Hi,
I'm new to this forum, from Germany and thinking about building an electric bike. I study electrical engineering and am an electronics hobbyist, so I would find it pretty interesting to build the controller and BMS myself.
The bike should have about 2 kW of power; and first I started looking around for a suitable battery. It should have about 1000 Wh of capacity and shouldn't be too expensive. I would prefer LiFePO4 over LiIon or LiPo since they tend to live longer and are safer.
One of the first batteries I found are the 40Ah LiFePO4 blocks; they are available vrom various manufacturers. Sometimes one can get such a block for about €50; a pack of eight in series has 1024Wh (25,6V/40Ah). These batteries are rated at 120 amps discharge current; this would be more than enough for a 2 kW bike.
The only real downside is that the batteries are heavy; a 8S1P pack would weigh a good 10 kg.
So I came up with the idea of using a step up converter which converts the 25V from the batteries to 25 to 100 volts for the controller. A viable design would be a boost converter with a synchronous rectifier; I have simulated one in LTSpice:
Once I already made such a converter, but this is only a small one with 20 watts of output power and it is about 92 percent efficient.
To increase power, I would use three converters in parallel. The switching points of the MOSFETs will be apart by a third of a period; this will vastly decrease input and output current ripple compared to one single large boost converter:
There are some ATmel microcontrollers (for example ATTiny261) which would be very suitable to control the six FETs.
The output load is modelled by a resistor. In the simulation the 3 phase converter delivers 2181W and draws 2263W from the battery; this would mean a 96.3% efficiency in the worst case scenario of 100V output voltage.
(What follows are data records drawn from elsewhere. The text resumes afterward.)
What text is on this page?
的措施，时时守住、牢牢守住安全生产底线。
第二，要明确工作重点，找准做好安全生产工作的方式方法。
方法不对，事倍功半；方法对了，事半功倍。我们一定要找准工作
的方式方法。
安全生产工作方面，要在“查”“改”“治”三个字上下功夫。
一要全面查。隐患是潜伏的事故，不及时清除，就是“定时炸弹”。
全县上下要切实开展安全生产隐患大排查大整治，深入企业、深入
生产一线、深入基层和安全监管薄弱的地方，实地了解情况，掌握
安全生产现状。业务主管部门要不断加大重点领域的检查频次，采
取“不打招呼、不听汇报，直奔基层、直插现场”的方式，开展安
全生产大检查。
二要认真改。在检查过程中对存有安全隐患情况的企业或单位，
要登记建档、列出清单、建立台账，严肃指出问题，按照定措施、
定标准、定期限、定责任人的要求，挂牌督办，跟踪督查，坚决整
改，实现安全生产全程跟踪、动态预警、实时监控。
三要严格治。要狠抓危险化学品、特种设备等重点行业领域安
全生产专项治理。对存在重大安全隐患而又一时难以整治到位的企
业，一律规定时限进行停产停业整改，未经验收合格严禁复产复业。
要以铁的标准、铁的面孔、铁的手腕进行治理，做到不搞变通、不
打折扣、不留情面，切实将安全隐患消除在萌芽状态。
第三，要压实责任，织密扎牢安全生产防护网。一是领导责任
So the general statement "Don't use a boost converter, it is inefficient" doesn't seem to be true. The part costs should be about €25 for the power parts (FETs and inductors) plus maybe €15 for the controlling parts. I would build it on an aluminium core PCB and mount it in a heat-sinking case, together with the controller.
At low speeds, the converter can be bypassed by continouosly turning the high side MOSFETs on and leaving the lowside FETs off. Then the converter would have an internal resistance of about 6.5 mOhm, which would still mean 0.65V drop at 100A. I don't really like this point
. Of course one could add some low Rds MOSFETs to bypass the converter entirely, lowering the resistance further.
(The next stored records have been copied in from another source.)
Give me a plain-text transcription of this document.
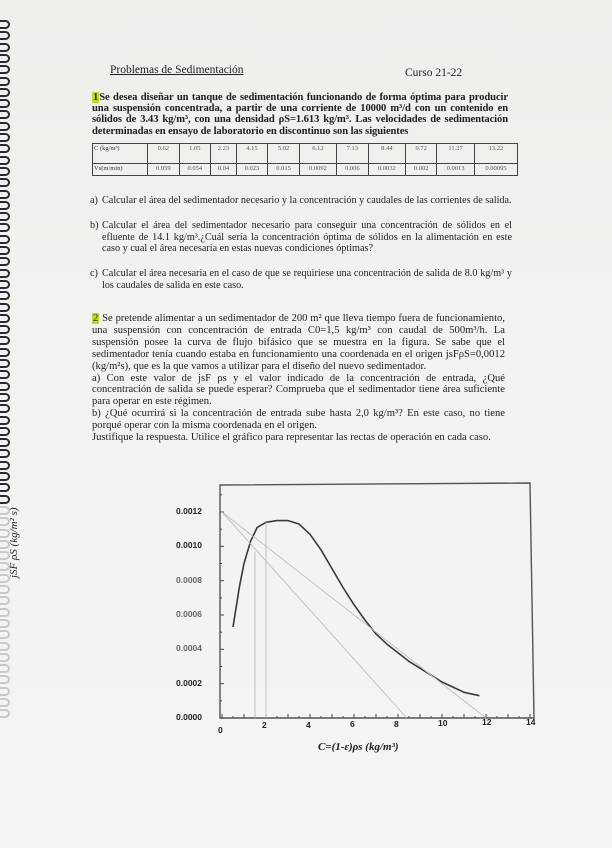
Problemas de Sedimentación	Curso 21-22
1Se desea diseñar un tanque de sedimentación funcionando de forma óptima para producir una suspensión concentrada, a partir de una corriente de 10000 m³/d con un contenido en sólidos de 3.43 kg/m³, con una densidad ρS=1.613 kg/m³. Las velocidades de sedimentación determinadas en ensayo de laboratorio en discontinuo son las siguientes
C (kg/m³)	0.62	1.05	2.23	4.15	5.02	6.12	7.13	8.44	9.72	11.27	13.22
Vs(m/min)	0.059	0.054	0.04	0.023	0.015	0.0092	0.006	0.0032	0.002	0.0013	0.00095
a) Calcular el área del sedimentador necesario y la concentración y caudales de las corrientes de salida.
b) Calcular el área del sedimentador necesario para conseguir una concentración de sólidos en el efluente de 14.1 kg/m³.¿Cuál sería la concentración óptima de sólidos en la alimentación en este caso y cual el área necesaria en estas nuevas condiciones óptimas?
c) Calcular el área necesaria en el caso de que se requiriese una concentración de salida de 8.0 kg/m³ y los caudales de salida en este caso.
2 Se pretende alimentar a un sedimentador de 200 m² que lleva tiempo fuera de funcionamiento, una suspensión con concentración de entrada C0=1,5 kg/m³ con caudal de 500m³/h. La suspensión posee la curva de flujo bifásico que se muestra en la figura. Se sabe que el sedimentador tenía cuando estaba en funcionamiento una coordenada en el origen jsFρS=0,0012 (kg/m²s), que es la que vamos a utilizar para el diseño del nuevo sedimentador.
a) Con este valor de jsF ρs y el valor indicado de la concentración de entrada, ¿Qué concentración de salida se puede esperar? Comprueba que el sedimentador tiene área suficiente para operar en este régimen.
b) ¿Qué ocurrirá si la concentración de entrada sube hasta 2,0 kg/m³? En este caso, no tiene porqué operar con la misma coordenada en el origen.
Justifique la respuesta. Utilice el gráfico para representar las rectas de operación en cada caso.
0.0000
0.0002
0.0004
0.0006
0.0008
0.0010
0.0012
0	2	4	6	8	10	12	14
jSF ρS (kg/m² s)
C=(1-ε)ρs (kg/m³)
Another advantage of the boost converter is that it can be used as a step down converter for regerative braking. The controller bus voltage may rise up to 100 volts, and the converter could still charge the battery with a variable current.
It would even be possible to use the converter for charging the battery, one would just need to connect a 30V to 100V power supply in parallel to the motor controller.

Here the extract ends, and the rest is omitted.